HomeMy WebLinkAbout5/6/2025 Item 6d, Tway and Taylor - Staff Agenda CorrespondenceCity of San Luis Obispo, Council Memorandum
City of San Luis Obispo
Council Agenda Correspondence
DATE: May 6, 2025
TO: Mayor and Council
FROM: Timmi Tway, Community Development Director
Prepared By: Callie Taylor, Senior Planner
VIA: Whitney McDonald, City Manager
SUBJECT: Item 6d – 2025 ANNUAL MONITORING FOR THE SAN LUIS RANCH
DEVELOPMENT AGREEMENT, MITIGATION MEASURES, AND
PROJECT CONDITIONS - AGENDA CORRESPONDENCE MEMO
The following memorandum provides City staff responses to questions received regarding
the San Luis Ranch annual monitoring report. Staff determined it would be helpful to
provide this memo to all Council Members and the public, as the responses offer
clarification regarding the annual review. The questions are below with staff’s response
shown in italics:
1. For the non-compliance issues, can Council get a periodic update on the status
of resolving these items?
The annual review is the time that City staff provides a comprehensive review and
check in with City Council.
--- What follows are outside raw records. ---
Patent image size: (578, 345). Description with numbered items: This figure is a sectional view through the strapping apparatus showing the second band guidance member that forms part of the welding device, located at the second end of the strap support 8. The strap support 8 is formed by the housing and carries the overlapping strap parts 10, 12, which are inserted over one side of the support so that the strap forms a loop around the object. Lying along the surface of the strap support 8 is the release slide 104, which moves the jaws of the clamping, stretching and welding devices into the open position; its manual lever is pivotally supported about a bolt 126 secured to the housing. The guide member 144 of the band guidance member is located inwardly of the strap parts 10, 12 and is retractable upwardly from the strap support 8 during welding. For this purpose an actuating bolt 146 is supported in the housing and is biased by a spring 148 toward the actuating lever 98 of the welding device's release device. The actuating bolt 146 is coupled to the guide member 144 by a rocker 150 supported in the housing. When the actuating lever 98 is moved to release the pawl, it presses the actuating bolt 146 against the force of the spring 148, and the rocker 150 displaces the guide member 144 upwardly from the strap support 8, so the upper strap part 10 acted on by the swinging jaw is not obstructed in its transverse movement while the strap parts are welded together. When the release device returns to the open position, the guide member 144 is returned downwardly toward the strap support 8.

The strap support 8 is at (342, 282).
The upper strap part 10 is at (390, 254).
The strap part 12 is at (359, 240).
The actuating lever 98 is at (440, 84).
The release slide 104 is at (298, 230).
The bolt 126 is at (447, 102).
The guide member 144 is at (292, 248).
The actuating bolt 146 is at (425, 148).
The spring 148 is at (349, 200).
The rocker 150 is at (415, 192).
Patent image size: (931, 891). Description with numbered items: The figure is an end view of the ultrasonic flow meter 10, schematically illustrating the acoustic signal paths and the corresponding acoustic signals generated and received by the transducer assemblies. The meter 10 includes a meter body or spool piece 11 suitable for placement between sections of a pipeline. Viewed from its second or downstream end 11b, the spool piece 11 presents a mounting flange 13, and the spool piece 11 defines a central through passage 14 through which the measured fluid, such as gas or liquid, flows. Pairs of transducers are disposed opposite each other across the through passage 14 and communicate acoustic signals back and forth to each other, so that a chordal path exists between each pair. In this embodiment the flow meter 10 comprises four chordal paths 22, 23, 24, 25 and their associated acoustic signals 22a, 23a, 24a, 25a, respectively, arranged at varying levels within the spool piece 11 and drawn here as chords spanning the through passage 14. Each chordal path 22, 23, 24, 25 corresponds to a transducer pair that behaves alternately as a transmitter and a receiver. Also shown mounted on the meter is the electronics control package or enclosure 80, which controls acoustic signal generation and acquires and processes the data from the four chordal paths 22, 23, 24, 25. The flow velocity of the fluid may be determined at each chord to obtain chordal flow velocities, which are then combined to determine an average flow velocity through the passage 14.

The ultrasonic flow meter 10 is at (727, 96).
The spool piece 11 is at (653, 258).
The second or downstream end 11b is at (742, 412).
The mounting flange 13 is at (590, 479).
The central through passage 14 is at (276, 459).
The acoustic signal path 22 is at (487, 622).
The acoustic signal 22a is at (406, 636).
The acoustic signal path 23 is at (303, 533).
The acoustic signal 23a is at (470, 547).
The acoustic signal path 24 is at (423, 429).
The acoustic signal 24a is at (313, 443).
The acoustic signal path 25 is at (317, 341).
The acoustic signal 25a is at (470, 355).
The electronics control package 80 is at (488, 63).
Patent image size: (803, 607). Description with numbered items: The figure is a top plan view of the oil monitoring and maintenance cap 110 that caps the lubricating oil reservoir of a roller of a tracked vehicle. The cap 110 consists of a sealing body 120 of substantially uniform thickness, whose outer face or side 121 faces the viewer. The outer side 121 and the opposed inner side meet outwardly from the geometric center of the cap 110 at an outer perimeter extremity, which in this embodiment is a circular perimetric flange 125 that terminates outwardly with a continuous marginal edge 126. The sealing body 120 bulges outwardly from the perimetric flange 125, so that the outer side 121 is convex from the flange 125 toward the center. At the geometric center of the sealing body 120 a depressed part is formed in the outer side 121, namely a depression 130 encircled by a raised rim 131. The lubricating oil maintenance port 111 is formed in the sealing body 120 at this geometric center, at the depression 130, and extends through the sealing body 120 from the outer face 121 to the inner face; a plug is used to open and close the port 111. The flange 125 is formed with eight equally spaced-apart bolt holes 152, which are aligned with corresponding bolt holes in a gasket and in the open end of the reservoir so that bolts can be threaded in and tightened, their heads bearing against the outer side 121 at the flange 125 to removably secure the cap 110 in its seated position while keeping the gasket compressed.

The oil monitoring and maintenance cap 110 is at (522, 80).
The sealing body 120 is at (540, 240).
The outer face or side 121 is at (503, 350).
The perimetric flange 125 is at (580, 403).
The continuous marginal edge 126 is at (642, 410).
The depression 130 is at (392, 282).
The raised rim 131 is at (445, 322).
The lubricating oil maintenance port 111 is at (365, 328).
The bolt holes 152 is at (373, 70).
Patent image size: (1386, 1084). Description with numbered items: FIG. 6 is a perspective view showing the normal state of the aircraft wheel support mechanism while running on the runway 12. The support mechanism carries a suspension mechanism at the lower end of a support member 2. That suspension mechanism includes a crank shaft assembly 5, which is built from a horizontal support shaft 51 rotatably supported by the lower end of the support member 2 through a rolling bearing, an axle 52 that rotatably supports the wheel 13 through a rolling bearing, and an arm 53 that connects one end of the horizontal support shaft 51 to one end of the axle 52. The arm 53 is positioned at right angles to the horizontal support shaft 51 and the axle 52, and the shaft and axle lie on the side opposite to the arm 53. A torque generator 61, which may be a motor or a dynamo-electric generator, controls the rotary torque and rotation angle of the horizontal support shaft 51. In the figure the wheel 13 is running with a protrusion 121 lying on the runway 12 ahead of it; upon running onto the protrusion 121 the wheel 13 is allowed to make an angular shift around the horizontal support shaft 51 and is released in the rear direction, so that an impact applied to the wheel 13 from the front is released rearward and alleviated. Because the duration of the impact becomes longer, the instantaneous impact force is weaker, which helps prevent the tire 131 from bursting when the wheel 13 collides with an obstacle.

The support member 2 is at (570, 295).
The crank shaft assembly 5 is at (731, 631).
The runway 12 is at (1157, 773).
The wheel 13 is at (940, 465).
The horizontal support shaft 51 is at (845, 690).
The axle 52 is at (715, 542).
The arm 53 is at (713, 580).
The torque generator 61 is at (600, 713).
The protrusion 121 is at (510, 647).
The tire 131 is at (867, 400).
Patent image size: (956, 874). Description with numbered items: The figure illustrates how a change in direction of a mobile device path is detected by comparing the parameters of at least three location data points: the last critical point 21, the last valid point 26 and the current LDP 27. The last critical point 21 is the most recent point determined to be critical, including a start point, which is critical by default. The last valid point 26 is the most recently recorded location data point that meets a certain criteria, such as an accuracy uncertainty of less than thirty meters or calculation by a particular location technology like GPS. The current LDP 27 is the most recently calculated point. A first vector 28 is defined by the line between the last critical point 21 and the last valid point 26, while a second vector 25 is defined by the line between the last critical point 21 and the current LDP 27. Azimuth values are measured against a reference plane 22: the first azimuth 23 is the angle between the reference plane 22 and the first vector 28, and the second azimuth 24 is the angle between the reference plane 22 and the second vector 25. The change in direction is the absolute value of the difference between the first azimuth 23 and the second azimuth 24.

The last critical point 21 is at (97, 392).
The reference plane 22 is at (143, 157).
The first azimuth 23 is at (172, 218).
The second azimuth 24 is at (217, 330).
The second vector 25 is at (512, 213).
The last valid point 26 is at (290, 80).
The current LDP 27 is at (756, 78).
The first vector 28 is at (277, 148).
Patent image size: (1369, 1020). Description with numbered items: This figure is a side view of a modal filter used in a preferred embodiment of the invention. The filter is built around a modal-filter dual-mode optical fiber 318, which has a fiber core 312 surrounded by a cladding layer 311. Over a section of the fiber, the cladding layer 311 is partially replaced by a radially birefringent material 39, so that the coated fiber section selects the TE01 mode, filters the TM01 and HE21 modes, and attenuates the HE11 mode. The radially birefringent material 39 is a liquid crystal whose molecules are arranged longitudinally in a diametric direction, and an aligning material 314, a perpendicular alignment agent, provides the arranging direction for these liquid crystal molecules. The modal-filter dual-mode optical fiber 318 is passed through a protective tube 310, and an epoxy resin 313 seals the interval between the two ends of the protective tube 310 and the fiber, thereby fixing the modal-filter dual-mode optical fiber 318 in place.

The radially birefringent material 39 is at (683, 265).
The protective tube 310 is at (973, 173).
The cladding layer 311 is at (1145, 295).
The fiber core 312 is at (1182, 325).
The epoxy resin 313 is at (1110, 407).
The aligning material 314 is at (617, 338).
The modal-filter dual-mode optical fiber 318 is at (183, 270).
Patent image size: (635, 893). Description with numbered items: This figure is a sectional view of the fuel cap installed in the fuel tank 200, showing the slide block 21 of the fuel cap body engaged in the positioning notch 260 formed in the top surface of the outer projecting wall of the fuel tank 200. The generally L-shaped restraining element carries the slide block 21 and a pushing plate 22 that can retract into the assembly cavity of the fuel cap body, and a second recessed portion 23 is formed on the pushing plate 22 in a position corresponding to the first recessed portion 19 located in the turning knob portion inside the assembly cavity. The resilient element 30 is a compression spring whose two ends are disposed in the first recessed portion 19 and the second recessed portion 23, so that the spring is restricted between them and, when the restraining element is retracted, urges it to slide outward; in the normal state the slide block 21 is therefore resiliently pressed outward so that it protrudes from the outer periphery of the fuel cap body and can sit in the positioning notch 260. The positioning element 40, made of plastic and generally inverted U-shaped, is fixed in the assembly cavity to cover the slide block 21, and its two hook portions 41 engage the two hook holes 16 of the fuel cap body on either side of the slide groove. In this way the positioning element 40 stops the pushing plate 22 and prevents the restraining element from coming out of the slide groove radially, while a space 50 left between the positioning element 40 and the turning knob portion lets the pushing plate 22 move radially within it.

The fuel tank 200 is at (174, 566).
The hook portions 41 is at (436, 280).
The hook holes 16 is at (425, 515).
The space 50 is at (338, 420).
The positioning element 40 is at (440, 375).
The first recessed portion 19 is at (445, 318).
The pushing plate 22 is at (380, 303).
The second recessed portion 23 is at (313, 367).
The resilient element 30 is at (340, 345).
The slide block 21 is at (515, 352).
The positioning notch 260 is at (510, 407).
If progress is made to bring the identified items into
compliance, City staff will provide the City Council with an update on those items
through separate correspondence and updates.
2. Provide more clarity/detail as to why street trees required by Condition of
Approval #55 and mitigation measure (AG-3) were not included in in the public
improvement plans and did not get planted? Is there a difference between
Condition #55 and the issued public improvement plans for Tract 3096? What is
the planned action for bringing these items into compliance?
The Public Improvement Plans for San Luis Ranch were first submitted in February
2017 (FMAP-0174-2017), with approval and issuance is October 2019. This plan set
includes the major backbone road and utility infrastructure for both on and off-site
improvements. However, the landscape plans issued in this plan set included only
portions of offsite landscape, and many references were made to landscape being
shown and installed with other plans (onsite or by other owners). Doze ns of
subsequent revisions and supplemental plan sets were submitted between 2018 and
2025 to address additional improvements and project requirements as various project
components were built out and associated improvements were designed for
installation. Some plan sets, including on-site improvements plans, identified street
trees to be installed along frontages as an off-site improvement. However, on FMAP-
Item 6d – San Luis Ranch 2025 Annual Monitoring - Agenda Correspondence Memo Page 2
0174-2017, street trees were inadvertently missed by the applicant, their project
engineer and landscape architect, and City plan checkers prior to issuance in 2019.
The FMAP-0174-2017 issued landscape plan did not include street trees on the sides
of the street, and trees were only included in the center medians.
City Staff has been working with the developer for over a year to request that the trees
be installed. Legal counsel for the developer has formally disputed the continuing
obligation of the developer regarding the plantings, and City staff and City Attorney
are looking at options to compel the developer to comply with the requirements of
Condition of Approval #55 and mitigation measure (AG-3). The agricultural farm site
began to develop last year, and staff is having ongoing discussions with both the
agricultural owner and the master developer regarding compliance.
3. As the residential portions of the project wrap up, what leverage does the City
retain to ensure compliance with remaining conditions of approval and
mitigation measures? The staff report notes that bonds are still held by the City.
Are those sufficient to cover the remaining items, including tree compensatory
replanting, weeds in the wetlands, and street trees?
The City holds several project bonds, including bonds specifically for habitat
restoration. The amounts are sufficient to complete remaining and ongoing work if
necessary. If the developer fails to submit the required annual monitoring reports or
fails to complete the habitat restoration in compliance with the EIR, DA, and project
conditions, the City can pull the bonds and use those funds to complete the work. The
City will first encourage the developer to complete the work themselves, as it is much
more efficient than having the City pull bonds and complete the work itself.
Last year, the 2024 annual compliance review identified annual biological monitoring,
verification of habitat restoration, and tree planting as items of non -compliance. In
September 2024, the developer submitted an annual monitoring report, completed by
the project biologist, in order to begin bringing the project into compliance with this
biological mitigation measure. The report identified areas in the creek where ongoing
work still needs to be completed. City staff expects another report from the biolog ist
in the next few months to provide updated status on compensatory tree replanting and
progress towards items identified in the September 2024 report.